Am I Numinous Or Not?

My blogging was cut short over the Christmas season, not for want of subject matter, but because I had a cold. Just having clear sinuses feels like the lifting of an impenetrable veil, and even the most mundane things seem marvellous.
Which reminds me. When I started Snail Musings I chose a template which prompted for a brief description. Without thinking overly hard rattled out 'seeking the numinous in a trail of slime'.
Numinous. A slippery word for a slippery concept. Coined by Rudolf Otto in "Idea of the Holy", wherein he examines the nature of religious experience and characterises it in terms a particular experiential state. Often designated in terms of three components mysterium tremendum et fascinans, reflecting otherness, awefullness and grace. There's plenty of explanation on the web, but if you don't feel like googling then you could look here.
So far so good. I certainly had no intention of limiting my blogging to phenomena that strictly satisfy these criteria.
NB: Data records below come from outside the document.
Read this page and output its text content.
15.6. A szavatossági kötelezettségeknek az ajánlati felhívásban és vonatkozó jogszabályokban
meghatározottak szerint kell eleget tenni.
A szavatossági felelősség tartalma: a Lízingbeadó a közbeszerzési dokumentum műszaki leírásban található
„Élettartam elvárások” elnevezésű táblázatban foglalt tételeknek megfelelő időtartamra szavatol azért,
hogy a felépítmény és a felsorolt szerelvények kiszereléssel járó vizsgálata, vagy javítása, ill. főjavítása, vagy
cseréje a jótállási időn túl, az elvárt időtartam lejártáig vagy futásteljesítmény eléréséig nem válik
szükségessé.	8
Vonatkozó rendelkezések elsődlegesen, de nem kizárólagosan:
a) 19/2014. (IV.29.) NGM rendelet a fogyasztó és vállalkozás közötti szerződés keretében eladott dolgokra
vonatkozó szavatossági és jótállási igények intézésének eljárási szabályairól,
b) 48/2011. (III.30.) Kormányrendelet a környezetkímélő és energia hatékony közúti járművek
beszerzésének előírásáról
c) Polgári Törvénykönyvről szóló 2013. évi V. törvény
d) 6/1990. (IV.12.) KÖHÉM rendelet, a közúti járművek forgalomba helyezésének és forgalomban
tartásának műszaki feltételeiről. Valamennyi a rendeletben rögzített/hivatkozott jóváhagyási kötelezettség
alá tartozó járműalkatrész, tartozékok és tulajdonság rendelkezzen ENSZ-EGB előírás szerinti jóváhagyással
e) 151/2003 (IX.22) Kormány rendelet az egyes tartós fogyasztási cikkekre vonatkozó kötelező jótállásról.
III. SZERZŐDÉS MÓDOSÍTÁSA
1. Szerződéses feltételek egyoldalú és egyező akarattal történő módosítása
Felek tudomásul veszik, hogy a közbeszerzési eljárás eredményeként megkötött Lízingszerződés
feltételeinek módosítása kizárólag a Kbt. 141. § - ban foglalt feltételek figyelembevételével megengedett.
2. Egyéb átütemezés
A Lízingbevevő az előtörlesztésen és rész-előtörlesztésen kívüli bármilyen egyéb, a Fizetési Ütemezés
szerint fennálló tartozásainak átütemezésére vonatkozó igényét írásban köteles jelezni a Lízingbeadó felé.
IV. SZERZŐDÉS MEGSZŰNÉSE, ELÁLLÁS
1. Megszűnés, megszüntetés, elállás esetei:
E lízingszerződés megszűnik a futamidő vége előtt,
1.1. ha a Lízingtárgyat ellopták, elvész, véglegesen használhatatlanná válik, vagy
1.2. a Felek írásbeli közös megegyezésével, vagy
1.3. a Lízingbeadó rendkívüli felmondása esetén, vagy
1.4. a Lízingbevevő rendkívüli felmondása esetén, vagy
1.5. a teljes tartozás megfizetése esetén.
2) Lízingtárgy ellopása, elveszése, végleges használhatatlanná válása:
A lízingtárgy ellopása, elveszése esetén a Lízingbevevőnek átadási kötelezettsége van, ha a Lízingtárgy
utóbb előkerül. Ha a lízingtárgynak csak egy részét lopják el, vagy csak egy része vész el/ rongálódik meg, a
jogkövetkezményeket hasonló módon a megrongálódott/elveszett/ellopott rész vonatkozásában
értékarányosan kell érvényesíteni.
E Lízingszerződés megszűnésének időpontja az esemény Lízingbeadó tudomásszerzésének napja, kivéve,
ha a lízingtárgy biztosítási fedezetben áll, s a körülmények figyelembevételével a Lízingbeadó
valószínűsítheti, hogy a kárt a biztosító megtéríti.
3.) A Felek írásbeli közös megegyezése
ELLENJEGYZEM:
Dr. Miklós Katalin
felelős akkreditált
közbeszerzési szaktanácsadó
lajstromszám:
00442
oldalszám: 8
My scrappy and undocumented notions of what I want to blog are as likely to be manifested in chaotic economic flows or descriptions of quantum electrodynamics as within a religious or mystical context. "Sense of wonder" is part of it, and there's plenty to be found in thoughtful science fiction, much of which provokes philosophical wonder, although there's a more straightforward marvellousness in some of the convincing and elaborate world-building and other imaginative constructions.
Whatever. I thought I had a reasonable handle on 'numinous', but perhaps I've been in the position of Vizzini in The Princess Bride ("You keep using that word. I do not think it means what you think it means.") I've thought of the blessed word as closely associated with mystical experiences. But googling finds people explicitly contrasting the mystical and the numinous: here is a Mormon example. At first I thought they were simply wrong, but whether objectively correct or not there is a legitimate distinction between 'holy terror' and 'direct perceptions echoing the transcendent'.
Whatever, I found it interesting, but don't depend on finding either of the above in the pages of this blog.